Still, he led the Orioles to pennants in 1969, '70 and '71 -- and Brooks Robinson took care of the 1970 Series with his glove and bat.
"I learned something about Frank in spring training at Pompano Beach," former Washington Senators pitcher Jim Hannan said. "I threw a changeup to him and he hit the ball down the left field line. He hit it so hard I said to myself, 'It's going to go foul.' But it didn't. It went over the fence, over some bushes beyond the fence, over the parking lot and some school buses parked at the back of the lot, and then some palm trees behind the buses. I never, ever again threw him an off-speed pitch."
"Frank was the most intense ballplayer I've ever seen," said former Orioles manager Earl Weaver. "He played the game as hard as anybody. He never, ever gave up on an at-bat no matter what the score was. He'd get a big hit. He went into the stands in New York to make a catch. But what's important is, he did these things every day."
On this his 70th birthday, Robinson could be leading a life of leisure, celebrating in the sunshine of Southern California, where he lives in the offseason. But this is where he wants to be. His office is a cramped space amid a labyrinth of dank hallways beneath RFK Stadium's stands: golf clubs propped against a wall, newspapers stacked neatly on a corner of his desk.

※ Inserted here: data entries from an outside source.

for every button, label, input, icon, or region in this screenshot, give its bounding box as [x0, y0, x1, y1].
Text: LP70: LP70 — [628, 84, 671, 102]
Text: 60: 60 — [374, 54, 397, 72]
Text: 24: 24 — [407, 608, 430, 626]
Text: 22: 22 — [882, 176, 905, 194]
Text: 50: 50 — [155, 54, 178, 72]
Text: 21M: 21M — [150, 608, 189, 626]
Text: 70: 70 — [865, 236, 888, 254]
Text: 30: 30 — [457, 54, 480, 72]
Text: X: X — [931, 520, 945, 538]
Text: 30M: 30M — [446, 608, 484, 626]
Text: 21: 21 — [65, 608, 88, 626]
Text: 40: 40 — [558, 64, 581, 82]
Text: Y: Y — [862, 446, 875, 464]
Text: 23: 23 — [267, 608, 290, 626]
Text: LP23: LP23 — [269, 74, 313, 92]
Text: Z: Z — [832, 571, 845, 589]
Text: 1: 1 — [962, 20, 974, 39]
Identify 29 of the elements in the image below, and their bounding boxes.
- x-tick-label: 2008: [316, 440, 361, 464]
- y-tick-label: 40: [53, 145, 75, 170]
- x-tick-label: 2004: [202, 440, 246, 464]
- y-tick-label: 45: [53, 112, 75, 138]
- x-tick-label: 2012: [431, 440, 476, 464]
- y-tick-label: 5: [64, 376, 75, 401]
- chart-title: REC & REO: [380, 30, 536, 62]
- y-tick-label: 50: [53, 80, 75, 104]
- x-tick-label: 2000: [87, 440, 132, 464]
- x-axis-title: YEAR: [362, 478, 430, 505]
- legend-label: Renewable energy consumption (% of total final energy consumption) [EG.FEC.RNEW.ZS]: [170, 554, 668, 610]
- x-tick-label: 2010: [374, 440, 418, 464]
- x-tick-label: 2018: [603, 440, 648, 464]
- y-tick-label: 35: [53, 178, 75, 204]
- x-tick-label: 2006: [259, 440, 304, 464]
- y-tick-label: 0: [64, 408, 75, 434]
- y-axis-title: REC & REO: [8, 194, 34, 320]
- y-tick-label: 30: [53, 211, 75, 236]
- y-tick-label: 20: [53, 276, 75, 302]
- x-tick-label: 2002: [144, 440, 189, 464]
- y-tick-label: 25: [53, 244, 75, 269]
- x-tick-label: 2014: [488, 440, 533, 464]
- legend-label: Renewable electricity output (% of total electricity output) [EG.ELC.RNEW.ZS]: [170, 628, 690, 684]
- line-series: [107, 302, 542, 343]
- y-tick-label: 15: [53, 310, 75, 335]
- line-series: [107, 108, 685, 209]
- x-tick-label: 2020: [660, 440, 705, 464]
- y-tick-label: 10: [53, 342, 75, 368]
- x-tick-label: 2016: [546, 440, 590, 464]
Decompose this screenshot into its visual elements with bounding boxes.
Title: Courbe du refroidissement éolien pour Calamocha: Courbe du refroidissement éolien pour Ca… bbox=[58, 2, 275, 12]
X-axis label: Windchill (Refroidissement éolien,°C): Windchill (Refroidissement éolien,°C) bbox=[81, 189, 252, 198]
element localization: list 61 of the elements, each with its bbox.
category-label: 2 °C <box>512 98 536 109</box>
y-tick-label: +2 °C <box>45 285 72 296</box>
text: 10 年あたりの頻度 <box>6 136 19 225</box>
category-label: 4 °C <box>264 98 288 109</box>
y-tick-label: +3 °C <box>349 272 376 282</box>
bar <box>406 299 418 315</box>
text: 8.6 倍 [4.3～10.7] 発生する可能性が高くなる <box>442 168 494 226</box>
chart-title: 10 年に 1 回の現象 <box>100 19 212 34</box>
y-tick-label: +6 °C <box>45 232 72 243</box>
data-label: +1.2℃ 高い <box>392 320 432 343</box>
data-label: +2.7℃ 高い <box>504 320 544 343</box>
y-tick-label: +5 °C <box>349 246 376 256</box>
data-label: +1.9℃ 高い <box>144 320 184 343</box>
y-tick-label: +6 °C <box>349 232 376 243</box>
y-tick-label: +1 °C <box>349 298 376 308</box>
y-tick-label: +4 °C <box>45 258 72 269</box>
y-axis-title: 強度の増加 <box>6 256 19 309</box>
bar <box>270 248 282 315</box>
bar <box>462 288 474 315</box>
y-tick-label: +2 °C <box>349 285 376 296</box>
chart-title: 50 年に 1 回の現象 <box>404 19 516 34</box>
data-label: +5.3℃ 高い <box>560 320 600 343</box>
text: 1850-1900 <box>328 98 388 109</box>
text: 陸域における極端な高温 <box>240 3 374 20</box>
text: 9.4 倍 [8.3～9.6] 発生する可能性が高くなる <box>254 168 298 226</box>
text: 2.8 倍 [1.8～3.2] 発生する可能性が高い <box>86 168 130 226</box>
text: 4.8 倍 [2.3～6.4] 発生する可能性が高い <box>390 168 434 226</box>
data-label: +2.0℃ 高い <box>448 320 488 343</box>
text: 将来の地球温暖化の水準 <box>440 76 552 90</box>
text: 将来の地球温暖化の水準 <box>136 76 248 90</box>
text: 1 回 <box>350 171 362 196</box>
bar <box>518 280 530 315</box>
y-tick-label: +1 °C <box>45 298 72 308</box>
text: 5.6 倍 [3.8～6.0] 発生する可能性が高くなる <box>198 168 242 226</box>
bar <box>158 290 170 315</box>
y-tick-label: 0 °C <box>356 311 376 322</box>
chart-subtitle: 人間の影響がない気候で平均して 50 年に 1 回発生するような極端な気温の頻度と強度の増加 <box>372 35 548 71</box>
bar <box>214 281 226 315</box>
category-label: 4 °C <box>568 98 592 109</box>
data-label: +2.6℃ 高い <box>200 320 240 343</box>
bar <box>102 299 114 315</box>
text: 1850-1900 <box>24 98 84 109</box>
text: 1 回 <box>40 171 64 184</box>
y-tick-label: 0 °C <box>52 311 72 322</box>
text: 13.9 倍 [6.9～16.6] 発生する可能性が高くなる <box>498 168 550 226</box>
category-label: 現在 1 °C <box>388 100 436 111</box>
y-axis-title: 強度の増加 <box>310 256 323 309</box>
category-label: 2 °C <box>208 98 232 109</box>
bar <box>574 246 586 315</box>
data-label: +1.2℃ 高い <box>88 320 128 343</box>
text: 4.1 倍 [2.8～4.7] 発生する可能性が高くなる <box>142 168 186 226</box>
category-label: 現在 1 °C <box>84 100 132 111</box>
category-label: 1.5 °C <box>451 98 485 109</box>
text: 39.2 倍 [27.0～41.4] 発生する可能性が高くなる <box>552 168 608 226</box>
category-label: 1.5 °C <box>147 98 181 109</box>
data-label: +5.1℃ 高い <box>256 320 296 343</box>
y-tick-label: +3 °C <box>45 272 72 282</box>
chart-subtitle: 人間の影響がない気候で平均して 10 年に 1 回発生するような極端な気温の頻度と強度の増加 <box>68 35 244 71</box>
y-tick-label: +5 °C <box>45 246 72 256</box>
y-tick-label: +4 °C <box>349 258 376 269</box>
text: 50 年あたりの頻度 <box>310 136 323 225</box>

One day he was eating his favorite sandwich, baloney on white. He keeps the room dimly lit, giving it the feel of a bomb shelter.
Robinson hadn't planned to be in Washington. He accepted the offer to manage the Expos for one season after consulting, as he said he customarily does in times of change, with his wife, Barbara. (They have been married almost 44 years, and have two grown children.) "She always tells me, why do you ask for my advice when you know you're going to take the job?" Robinson said.
One season has turned into four seasons, he said, because he has enjoyed "the players and the effort that they've given me."
There's another reason he wants to keep his uniform: The game is ingrained in him.
He took to it in Oakland, where his mother relocated from Beaumont, Tex., a few years after he was born, the youngest of 10. At the time, Oakland was a baseball hotbed. Robinson played on a neighborhood field near his house on lower Myrtle Street in west Oakland, now a light industrial area. In his Hall of Fame induction speech in 1982, he recalled his days as a sandlot kid, even then sliding into second base, breaking up double plays. "That's the way baseball is supposed to be played," he informed his Cooperstown audience. The drawback was that he would rip his pants and scrape his left leg repeatedly, drawing blood.
"That field," he explained, "was covered by asphalt."
An Oakland man named George Powles, an employee of the city's recreation department and a teacher at Oakland's McClymonds High, would be a major influence on Robinson, who was only 8 when his father died.